Design: Prospective audit of the effect of vitamin D repletion on biochemical data in 56 patients with PHPT. Patients were treated with 50,000 units of vitamin D2 weekly for 8 weeks with biochemical measurements at 5 and 10 weeks, and subsequently after 12 weeks on 800 units of vitamin D3 daily, and in those with hypovitaminosis D after 12 weeks of up to 100 000 units of vitamin D(2) monthly.
Methods: Serum calcium, albumin, phosphorus, 25-OHD, intact parathyroid hormone (PTH) and urine calcium/creatinine (Ca/Cr) ratios were measured before and during vitamin D therapy.

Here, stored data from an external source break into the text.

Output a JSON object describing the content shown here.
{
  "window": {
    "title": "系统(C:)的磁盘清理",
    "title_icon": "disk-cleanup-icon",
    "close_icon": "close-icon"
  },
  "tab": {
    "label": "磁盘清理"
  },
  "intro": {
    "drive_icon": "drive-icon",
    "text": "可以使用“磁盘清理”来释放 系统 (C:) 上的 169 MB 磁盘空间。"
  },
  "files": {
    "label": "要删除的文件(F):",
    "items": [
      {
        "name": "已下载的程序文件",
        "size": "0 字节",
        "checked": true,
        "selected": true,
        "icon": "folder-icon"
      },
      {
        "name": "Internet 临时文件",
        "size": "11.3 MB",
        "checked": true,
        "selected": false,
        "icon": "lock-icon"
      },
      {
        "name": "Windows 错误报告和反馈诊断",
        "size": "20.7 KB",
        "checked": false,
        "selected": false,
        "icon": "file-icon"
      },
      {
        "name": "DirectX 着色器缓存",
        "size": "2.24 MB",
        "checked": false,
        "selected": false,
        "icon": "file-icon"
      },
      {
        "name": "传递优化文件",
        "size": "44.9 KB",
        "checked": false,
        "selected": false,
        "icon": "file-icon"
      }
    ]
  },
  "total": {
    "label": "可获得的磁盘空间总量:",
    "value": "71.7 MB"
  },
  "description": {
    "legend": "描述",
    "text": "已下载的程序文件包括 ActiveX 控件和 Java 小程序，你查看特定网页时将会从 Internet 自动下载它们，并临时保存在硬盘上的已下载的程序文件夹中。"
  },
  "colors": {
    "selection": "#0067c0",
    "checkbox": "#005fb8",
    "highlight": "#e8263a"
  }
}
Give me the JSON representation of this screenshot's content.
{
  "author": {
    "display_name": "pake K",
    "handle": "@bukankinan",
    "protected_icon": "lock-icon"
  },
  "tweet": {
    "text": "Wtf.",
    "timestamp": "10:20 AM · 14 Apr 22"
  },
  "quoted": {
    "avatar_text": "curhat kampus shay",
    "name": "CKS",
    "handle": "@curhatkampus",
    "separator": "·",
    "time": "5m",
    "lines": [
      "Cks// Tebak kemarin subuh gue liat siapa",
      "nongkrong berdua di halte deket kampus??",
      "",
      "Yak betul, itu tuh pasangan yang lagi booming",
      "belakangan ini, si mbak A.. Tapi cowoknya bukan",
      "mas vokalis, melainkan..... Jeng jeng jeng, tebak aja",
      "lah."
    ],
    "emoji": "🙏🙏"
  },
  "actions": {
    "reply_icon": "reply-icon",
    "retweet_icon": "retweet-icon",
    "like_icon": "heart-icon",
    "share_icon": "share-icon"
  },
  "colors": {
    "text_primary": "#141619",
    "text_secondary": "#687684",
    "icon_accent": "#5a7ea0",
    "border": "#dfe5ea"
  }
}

Results: Patients treated with 50,000 units of vitamin D2 weekly for 8 weeks resulted in a significant increase in serum 25-OHD levels from 36.4 to 89.4 nmol/l at 5 weeks (P<0.0001) and 88.6 nmol/l at 10 weeks (P<0.0001). There were no significant changes in serum calcium. At 10 weeks, there was a non-significant decrease in serum PTH and in urine Ca/Cr ratios. None of the patients developed any calcium-related adverse events. Subsequently, patients with subnormal 25-OHD levels on 800 units of vitamin D daily were treated for the next 12 weeks with up to 100,000 units of vitamin D2 monthly with normalization of serum 25-OHD in all but 4 patients.
Conclusion: These data fail to demonstrate any adverse effects of vitamin D repletion in PHPT.